El foso protector
Irónicamente, para los escritores europeos, Gran Bretaña siempre ha sido más bien “amparo de desvalidos”. Ojalá pese al Brexit siga activo ese Reino Unido que —tan suyo y tan abierto— supo hacerse admirado en todo el mundo
Estadista inmenso de la pequeña Bélgica, Paul-Henri Spaak se tomó el trabajo de viajar a Londres para convencer a Rab Butler, omnipotente ministro de Hacienda británico, del paraíso político que representaba el proyecto europeo. Mediaban por entonces los años cincuenta y Reino Unido, tras su liderazgo moral en la última guerra, gozaba de un sereno imperio de auctoritas sobre el continente. Poco partidario de europeísmos, Butler iba a adoptar su mejor pose de imperturbabilidad británica cuando Spaak intentó “excitar su imaginación” al narrarle las posibilidades de la Europa naciente. “No le hubiese sorprendido más”, concluyó el belga, “de bajarme los pantalones delante de él”.De Messina a Maastricht y del Mecanismo Europeo de Cambio a las andanadas de Margaret Thatcher contra las inclinaciones federalizantes de Jacques Delors, la inserción del Reino Unido en las Comunidades Europeas, ha sido cuestión de tanta complicación como —según reza el dicho político— forzar la cópula entre un elefante y un puercoespín. La anécdota de Butler y Spaak es elocuente al respecto. Sin embargo, es solo una más de un amplio elenco que incluye afectos y desafectos, “ententes cordiales” y vuelos del Concorde, la consideración continental de que estas Islas son “el Japón de Europa” y la visión británica de que “los negros comienzan en Calais”. Es una lectura, a la vez, densa y compleja, aunque —por tratar del Reino Unido— se hace inevitable que también esté recorrida de paradojas: a las puertas del referéndum sobre el Brexit, a alguno todavía le sorprendía recordar que los conservadores británicos llegaran a hacer campaña bajo el lema “el partido de Europa”.

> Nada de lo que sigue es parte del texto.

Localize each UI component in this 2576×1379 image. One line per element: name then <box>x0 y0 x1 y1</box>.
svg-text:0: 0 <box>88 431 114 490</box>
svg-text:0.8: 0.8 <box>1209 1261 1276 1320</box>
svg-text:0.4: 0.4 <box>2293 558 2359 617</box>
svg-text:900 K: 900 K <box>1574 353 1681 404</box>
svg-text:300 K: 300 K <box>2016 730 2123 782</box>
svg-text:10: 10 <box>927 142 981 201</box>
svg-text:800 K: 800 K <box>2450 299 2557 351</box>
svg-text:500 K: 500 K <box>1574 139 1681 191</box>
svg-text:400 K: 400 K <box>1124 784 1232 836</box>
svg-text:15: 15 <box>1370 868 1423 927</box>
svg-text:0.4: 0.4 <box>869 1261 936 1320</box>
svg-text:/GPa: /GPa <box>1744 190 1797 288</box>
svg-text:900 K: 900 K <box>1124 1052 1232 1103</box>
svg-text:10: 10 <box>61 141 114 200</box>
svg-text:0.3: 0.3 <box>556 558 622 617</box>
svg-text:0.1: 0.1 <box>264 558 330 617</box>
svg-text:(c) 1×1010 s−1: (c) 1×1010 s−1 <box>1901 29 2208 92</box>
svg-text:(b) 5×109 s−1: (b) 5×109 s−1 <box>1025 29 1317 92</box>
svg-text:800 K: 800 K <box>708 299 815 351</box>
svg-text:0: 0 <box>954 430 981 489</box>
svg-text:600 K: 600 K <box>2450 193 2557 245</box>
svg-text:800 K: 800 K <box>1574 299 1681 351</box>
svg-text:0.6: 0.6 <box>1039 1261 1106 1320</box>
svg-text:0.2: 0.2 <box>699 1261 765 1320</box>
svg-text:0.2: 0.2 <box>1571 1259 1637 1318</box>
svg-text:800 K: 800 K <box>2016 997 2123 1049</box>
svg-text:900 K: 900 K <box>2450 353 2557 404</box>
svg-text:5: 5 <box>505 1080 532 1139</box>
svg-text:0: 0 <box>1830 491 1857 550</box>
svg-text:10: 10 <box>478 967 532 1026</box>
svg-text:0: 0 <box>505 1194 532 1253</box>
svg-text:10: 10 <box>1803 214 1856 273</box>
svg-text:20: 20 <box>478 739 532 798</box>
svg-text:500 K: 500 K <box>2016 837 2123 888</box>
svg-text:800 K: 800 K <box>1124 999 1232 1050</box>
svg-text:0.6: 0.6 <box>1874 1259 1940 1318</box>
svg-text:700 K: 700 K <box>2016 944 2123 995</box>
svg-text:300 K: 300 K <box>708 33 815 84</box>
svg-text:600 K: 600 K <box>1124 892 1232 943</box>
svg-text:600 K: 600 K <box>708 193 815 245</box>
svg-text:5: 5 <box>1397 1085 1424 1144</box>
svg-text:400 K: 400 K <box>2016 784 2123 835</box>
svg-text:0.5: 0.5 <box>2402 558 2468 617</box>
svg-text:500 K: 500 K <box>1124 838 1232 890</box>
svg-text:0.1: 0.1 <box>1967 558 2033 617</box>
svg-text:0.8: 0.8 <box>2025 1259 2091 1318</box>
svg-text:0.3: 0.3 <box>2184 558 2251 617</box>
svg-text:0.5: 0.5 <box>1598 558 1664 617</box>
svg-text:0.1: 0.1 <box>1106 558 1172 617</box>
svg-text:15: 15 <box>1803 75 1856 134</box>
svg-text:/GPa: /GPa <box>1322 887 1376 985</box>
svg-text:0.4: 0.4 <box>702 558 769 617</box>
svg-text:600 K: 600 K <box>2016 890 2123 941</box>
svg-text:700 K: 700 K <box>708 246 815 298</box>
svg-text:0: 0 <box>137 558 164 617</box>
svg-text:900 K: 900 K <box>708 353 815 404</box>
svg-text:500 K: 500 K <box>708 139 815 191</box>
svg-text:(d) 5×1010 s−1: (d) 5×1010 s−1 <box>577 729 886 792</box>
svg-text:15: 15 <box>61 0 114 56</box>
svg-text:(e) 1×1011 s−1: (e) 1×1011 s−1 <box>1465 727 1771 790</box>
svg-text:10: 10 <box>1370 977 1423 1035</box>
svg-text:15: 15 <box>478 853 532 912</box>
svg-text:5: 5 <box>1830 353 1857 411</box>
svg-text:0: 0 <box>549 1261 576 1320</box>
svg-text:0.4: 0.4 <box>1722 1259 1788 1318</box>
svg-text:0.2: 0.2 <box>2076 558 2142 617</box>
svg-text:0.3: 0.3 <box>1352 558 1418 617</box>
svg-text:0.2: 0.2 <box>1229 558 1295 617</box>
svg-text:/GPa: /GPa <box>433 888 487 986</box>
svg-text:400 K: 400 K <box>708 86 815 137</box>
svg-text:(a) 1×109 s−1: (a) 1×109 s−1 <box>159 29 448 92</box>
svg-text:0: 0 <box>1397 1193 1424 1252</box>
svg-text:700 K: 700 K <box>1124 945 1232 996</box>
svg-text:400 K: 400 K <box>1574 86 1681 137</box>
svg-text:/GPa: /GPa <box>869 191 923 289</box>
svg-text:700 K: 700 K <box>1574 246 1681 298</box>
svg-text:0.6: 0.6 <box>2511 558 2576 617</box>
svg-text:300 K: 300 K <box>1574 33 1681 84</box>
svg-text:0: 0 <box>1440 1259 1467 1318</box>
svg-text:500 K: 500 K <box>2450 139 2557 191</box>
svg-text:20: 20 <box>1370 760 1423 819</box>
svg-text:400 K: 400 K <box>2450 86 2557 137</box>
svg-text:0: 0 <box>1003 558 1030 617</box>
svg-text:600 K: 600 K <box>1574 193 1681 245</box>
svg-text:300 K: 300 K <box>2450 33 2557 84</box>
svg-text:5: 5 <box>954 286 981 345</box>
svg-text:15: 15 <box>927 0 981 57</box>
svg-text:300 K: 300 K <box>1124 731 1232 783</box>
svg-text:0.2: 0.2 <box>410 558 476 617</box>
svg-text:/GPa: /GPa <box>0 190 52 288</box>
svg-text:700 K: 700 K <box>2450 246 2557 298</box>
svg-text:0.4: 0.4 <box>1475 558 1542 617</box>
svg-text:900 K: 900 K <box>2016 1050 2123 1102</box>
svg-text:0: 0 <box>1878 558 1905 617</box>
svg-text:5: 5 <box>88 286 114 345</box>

Quizá por eso no resulte ocioso meditar algunas imágenes. Por ejemplo, la “divertida y cínica sonrisa” de Bretherton, el subalterno enviado desde Londres, en las reuniones que se saldarían con la negativa británica al Tratado de Roma. O las múltiples humillaciones que —ante una Inglaterra arrepentida— De Gaulle iba a administrar al primer ministro Macmillan con su bloqueo al ingreso europeo de Gran Bretaña. O, en último término, el alivio de Edward Heath —desastroso premier conservador— al lograr por fin la admisión en el club allá por los primeros setenta. Son imágenes que, si nos hablan del mutuo escepticismo entre continentales y británicos, también subrayan un debate interno que, del otro lado del Canal de la Mancha, ha pasado con gran facilidad de la discusión política a la definición existencial. No en vano, si ha habido un europeísmo británico, de los viajeros del Grand Tour a las portadas del Financial Times, de los escoceses a los laboristas y de los liberales al torismo de los setenta, la fricción con el continente ha tenido el suficiente arraigo como para integrar un cierto ethos de lo británico y dar cuerpo a constantes características de su vida nacional.
Es algo que viene de antiguo, y el propio Shakespeare iba a cantar el excepcionalismo insular al celebrar el mar como “foso protector” ante “la envidia de países menos venturosos”. Han sido habituales, con todo, expresiones de superioridad más prosaicas: así, cuando cierto petimetre llegó a Calais y se quejó del “espantoso olor” de la costa, oyó cómo su tutor le replicaba que ese “es el olor del continente”. Irónicamente, para los escritores europeos, Gran Bretaña siempre ha sido más bien “amparo de desvalidos”: oleada tras oleada, el país fue capaz de acoger a hugonotes franceses, aristócratas huidos de la Revolución, resistentes gaullistas, judíos perseguidos y —por supuesto— románticos y republicanos españoles. Ojalá pese al Brexit siga activo ese Reino Unido que —tan suyo y tan abierto— supo hacerse admirado en todo el mundo.